It’s an old joke: a man tries to cure his headache by banging his head against the wall. This is the life of a fiction writer trying to get published. I can’t speak for non-fiction as I don’t write it, except for now, but there are hordes of fiction writers out there. Some are like the gentleman who said he creates stories in his mind every day but doesn’t write them down. Some day he will. At that moment he will join the rest of us in the ocean called “sending it out.” We are like a school of fish, friendly little fish, but fish that are all swimming in the same direction. For this gentleman I feel I should give a fair idea of what it’s like to get a piece of fiction published.
Let’s take a hypothetical writer who for this piece I will call, me. I write a short story one day and immediately see it as a hit. It’s raw and needs help, but I know it has the makings of brilliance. I rewrite it a couple times. It’s getting better; I think it’s almost there. I bring it to my writing group. They love it, but have a few suggestions. I take home their copious revisions for review. Some I like, some I don’t agree with, and so begins another round of rewriting. I look for repeated, unnecessary words. I change things around. I let it sit for a week or two and look at it again. Rewrite it again. It’s damn near perfect.

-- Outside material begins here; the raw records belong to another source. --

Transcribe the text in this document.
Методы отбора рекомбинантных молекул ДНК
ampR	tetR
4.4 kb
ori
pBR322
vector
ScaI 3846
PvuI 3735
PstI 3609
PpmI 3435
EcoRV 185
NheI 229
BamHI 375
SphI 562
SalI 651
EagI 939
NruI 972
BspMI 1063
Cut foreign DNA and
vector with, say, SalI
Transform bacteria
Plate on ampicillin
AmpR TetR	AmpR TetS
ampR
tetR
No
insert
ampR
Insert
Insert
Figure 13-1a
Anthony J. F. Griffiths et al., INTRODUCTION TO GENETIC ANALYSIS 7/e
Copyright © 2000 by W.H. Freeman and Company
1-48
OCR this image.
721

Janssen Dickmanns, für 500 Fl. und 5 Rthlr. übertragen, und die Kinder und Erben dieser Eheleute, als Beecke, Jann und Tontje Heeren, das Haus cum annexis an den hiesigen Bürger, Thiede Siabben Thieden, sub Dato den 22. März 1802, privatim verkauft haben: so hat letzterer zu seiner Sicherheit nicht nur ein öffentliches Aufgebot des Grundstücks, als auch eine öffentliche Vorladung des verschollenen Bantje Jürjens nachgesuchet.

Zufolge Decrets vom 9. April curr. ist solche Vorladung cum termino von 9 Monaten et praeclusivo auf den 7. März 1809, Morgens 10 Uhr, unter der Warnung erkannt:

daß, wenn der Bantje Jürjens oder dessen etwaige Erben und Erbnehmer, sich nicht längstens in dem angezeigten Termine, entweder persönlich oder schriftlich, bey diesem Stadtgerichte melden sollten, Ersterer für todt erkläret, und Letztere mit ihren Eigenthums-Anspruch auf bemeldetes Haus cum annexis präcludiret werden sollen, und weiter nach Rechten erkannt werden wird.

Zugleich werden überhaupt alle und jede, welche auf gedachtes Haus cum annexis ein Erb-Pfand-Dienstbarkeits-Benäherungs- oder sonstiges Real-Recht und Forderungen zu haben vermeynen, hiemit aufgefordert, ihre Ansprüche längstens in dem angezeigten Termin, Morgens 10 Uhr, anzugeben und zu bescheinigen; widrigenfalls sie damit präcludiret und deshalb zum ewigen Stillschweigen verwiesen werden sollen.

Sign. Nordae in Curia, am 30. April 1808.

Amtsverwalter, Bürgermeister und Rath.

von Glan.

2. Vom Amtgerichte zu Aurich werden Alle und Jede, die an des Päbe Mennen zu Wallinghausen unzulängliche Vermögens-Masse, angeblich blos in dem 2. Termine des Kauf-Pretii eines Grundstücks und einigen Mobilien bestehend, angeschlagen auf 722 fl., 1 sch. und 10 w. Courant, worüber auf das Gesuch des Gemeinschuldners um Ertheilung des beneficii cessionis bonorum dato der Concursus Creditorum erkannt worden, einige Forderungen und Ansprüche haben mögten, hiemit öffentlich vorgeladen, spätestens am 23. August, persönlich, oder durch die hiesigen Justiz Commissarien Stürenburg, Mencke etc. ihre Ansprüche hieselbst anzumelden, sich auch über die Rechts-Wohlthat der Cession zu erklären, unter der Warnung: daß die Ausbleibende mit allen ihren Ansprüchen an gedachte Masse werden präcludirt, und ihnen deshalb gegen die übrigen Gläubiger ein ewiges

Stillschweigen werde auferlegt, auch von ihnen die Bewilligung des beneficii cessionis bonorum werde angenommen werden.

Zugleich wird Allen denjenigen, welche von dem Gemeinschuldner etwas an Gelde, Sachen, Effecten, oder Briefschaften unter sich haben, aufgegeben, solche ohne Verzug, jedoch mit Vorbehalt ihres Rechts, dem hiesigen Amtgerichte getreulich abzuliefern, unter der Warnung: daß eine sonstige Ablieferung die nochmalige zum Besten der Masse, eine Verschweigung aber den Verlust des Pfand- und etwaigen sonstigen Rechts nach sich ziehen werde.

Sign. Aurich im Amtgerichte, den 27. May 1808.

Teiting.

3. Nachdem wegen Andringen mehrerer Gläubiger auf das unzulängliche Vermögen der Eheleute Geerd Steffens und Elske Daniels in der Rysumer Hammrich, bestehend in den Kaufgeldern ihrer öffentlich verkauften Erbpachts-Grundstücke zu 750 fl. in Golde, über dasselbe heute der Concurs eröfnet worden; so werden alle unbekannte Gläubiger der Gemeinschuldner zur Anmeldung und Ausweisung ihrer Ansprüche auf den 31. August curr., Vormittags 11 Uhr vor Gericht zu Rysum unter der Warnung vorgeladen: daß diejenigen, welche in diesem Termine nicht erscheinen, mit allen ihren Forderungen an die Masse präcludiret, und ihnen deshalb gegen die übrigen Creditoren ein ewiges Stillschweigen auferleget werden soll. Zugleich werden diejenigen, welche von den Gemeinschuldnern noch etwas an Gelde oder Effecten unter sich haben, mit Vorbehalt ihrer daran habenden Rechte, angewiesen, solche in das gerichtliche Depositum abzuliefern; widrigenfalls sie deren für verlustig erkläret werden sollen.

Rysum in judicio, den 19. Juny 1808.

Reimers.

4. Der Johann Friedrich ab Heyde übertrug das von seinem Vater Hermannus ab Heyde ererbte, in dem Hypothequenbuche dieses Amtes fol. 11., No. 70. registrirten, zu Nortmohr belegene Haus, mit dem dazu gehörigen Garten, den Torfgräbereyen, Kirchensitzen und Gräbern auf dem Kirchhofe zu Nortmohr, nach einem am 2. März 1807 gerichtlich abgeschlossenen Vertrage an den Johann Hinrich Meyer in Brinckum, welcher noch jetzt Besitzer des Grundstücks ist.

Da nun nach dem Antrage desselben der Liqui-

Now I start to look for appropriate venues to send it to, both online and in print. I read, and read, and read, and there it is—the perfect literary magazine. In fact that’s its name, The Perfect Literary Magazine. I follow all the guidelines and send it off. It will take four to six months to hear back from the PLM but they don’t ask for exclusivity so I keep reading and looking for places to send it. Some reject me in no time at all. It takes longer for others. Some kind editors tell me why they are rejecting it, maybe even make suggestions. Most do not.
In the meantime, I begin to rewrite it some more. I rewrite the beginning, change the ending. Now I’m unhappy because I sent it to PLM way too early and it is a much better story now. Sure enough, six months down the road The Perfect Literary Magazine sends me an email: “Dear Me, We read your story with great interest . . . blah, blah, blah.”
I am crestfallen. The last rewrite was so much better. Why did I send it off so soon? I think about moving it from my short story folder to the works in progress folder, otherwise known as the never-to-be-seen-again folder. I think about drinking in the afternoon.
But wait—I have been sending it out all this while. I have forgotten how many places I have sent it due to the fact that I can’t stand to look at my submissions log for fear of day-long depression. One was a magazine that asked for my best work. In fact that’s its name: Send Us Your Best Work.
One day I open my email and see that there is a message from Send Us Your Best Work. I moan. Oh no, another rejection. But this time the first word in the email is “Congratulations!” They love it! They want to publish it in the next issue! They have only a few, minor, suggestions.
I am ecstatic, of course, but I wonder—why does my head hurt so much?